Defendants also filed a cross-bill for an accounting in respect of the transactions complained of, especially in reference to the issue of the alleged mortgage bonds and the preferred and common stock, and if, on such accounting, anything should appear to be due from any of the defendants to the straw-paper company, a decree might be entered for the payment of the same, and that the receiver theretofore appointed might be removed and a proper and practical person be appointed receiver in his stead, with power to take possession of the property, as well as of the books, papers, and writings of the Columbia Straw-Paper Company, and that an injunction issue restraining the officers and directors of the company from interfering with his possession. The cross-bill was subsequently stricken from the files.
Defendants later amended their answer, alleging that the bonds and mortgage were part of an illegal scheme to create a monopoly, regulate prices, and prevent competition among the mills purchases, who had, prior to the consolidation, been in active competition with each other.
The case was referred to a master to take proofs and report the testimony. He reported that the material allegations of the bill were sustained by the proofs; that all of the one thousand bonds set up in the bill were negotiated and sold and were outstanding and valid obligations of the company; that the company made default in redeeming the first one hundred bonds maturing December 1, 1893, as well as one hundred and five bonds maturing December 1, 1894; that the company also made default in the payment of interest upon its bonds due June 1 and December 1, 1894, though the same was duly demanded; that, by reason thereof, and of the execution obtained by Flanagan, the complainants declared the principal and interest of the entire issue to be immediately due and payable; that they had been requested in writing by the holders of more than one-third of the bonds to enforce the provisions of
the deed of trust; that the company had been for some time and was still insolvent; that at the date of the report, there was due upon the bonds, principal and interest, $1,249,632.86; that the contention of the defendants that the bonds were not issued and outstanding was not supported by the testimony; that the contention that the stock of the company, which passed into the hands of Emanuel Stein by virtue of his contract with the company, was not fully paid-up stock was also not supported; that as a matter of fact such stock was received by Stein as fully paid stock, and that as a matter of law no question in regard to it between the stockholders of the company could be inquired into in this proceeding. He further found that there were no creditors of the company except those represented in this suit.

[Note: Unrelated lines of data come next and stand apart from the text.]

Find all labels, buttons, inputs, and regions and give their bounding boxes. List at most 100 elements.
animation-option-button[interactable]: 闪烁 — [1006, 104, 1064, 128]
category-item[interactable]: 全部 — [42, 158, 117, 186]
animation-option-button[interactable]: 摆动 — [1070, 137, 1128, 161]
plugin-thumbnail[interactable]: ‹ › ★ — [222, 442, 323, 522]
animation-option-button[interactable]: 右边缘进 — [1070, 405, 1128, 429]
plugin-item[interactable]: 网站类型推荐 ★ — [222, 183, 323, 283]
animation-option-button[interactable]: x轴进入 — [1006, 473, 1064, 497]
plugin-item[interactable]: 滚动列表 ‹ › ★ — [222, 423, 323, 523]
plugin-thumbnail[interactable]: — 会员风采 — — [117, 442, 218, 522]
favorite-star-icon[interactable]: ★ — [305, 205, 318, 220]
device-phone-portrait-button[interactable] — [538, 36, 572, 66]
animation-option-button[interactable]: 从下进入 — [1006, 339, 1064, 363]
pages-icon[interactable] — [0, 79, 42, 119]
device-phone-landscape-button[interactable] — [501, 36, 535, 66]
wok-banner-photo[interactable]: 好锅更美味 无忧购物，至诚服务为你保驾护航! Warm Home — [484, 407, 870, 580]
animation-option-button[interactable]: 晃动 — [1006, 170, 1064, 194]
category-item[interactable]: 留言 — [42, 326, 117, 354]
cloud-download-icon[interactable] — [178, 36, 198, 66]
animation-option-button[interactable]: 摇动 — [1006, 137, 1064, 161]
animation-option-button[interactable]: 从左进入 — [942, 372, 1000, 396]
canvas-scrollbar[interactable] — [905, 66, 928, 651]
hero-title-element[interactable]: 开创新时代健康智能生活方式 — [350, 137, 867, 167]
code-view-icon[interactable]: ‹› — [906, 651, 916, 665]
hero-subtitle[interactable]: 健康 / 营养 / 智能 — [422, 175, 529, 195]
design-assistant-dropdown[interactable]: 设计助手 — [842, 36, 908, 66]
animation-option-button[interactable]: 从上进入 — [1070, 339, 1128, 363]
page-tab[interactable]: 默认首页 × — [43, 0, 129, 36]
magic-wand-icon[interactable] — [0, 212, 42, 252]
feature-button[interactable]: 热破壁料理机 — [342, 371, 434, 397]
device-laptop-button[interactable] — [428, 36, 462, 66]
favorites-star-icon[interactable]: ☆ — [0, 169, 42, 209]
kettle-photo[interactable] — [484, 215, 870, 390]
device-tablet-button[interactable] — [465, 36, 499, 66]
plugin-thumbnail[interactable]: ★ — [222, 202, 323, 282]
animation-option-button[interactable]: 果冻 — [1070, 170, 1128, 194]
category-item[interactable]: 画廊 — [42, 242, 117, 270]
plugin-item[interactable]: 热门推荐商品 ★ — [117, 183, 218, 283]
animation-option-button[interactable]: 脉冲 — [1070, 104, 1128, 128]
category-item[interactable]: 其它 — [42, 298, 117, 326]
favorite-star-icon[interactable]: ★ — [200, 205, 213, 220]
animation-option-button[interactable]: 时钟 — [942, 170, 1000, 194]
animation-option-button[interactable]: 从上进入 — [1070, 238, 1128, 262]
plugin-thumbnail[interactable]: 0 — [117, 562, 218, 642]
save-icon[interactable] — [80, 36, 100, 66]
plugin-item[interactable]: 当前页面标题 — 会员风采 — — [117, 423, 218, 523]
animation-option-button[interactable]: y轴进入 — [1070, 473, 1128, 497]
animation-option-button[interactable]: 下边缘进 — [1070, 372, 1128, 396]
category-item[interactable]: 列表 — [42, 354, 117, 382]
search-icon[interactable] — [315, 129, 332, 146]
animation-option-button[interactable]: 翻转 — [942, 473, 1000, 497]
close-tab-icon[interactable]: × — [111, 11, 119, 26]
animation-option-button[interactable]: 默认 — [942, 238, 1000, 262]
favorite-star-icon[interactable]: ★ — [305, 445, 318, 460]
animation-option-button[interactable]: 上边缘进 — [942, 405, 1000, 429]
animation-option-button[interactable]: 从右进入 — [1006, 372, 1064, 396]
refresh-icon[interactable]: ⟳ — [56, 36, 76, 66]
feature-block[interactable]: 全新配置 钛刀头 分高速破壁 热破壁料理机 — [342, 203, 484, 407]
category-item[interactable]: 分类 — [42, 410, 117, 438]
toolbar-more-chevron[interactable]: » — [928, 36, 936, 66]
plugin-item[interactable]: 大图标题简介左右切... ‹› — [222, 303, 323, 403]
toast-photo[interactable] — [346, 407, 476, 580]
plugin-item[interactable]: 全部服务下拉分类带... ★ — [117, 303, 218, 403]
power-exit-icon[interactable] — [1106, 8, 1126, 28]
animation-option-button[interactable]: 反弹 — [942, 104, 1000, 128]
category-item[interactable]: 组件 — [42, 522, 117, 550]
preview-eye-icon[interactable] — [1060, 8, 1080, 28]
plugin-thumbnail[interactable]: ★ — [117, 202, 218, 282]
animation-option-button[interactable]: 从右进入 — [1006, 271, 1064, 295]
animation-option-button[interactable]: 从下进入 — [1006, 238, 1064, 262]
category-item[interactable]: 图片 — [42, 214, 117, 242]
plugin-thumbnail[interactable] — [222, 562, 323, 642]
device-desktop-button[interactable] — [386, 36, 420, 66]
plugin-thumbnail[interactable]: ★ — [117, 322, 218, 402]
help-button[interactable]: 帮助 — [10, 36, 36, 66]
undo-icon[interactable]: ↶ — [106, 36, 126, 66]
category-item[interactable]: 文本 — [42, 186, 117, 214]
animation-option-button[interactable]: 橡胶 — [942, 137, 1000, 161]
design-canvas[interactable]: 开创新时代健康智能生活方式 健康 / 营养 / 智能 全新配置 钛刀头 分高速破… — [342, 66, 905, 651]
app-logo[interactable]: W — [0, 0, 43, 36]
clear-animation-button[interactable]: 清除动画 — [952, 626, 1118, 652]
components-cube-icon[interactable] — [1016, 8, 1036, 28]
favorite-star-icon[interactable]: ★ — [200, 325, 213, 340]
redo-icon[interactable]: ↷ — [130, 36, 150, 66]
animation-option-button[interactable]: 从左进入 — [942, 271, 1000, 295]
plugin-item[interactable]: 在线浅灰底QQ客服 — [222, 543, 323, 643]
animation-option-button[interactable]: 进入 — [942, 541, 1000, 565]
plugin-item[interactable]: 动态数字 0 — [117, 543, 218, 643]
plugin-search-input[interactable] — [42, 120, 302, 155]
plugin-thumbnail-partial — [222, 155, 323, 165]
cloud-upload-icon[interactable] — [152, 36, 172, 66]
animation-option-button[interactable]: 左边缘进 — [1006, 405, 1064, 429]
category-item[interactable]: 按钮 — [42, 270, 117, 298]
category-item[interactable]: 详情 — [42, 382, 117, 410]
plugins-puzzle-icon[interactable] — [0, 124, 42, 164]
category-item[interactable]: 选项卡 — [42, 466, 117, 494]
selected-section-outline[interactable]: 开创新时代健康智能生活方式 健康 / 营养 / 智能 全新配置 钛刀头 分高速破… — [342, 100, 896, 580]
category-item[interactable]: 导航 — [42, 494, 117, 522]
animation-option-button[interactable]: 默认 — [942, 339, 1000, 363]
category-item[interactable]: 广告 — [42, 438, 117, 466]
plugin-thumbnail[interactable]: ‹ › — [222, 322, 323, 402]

The defendant stockholders, who were complainants in the cross-bill, filed exceptions to this report, which, upon a hearing by the court, was overruled, and a decree of sale nisi entered in favor of the original complainants. Northern Trust Co. v. Columbia Straw-Paper Co., 75 F. 936. On appeal to the Circuit Court of Appeals for the Seventh Circuit, the decree of the circuit court was affirmed. 80 F. 450. Whereupon the appellants applied for and were granted a writ of certiorari from this Court.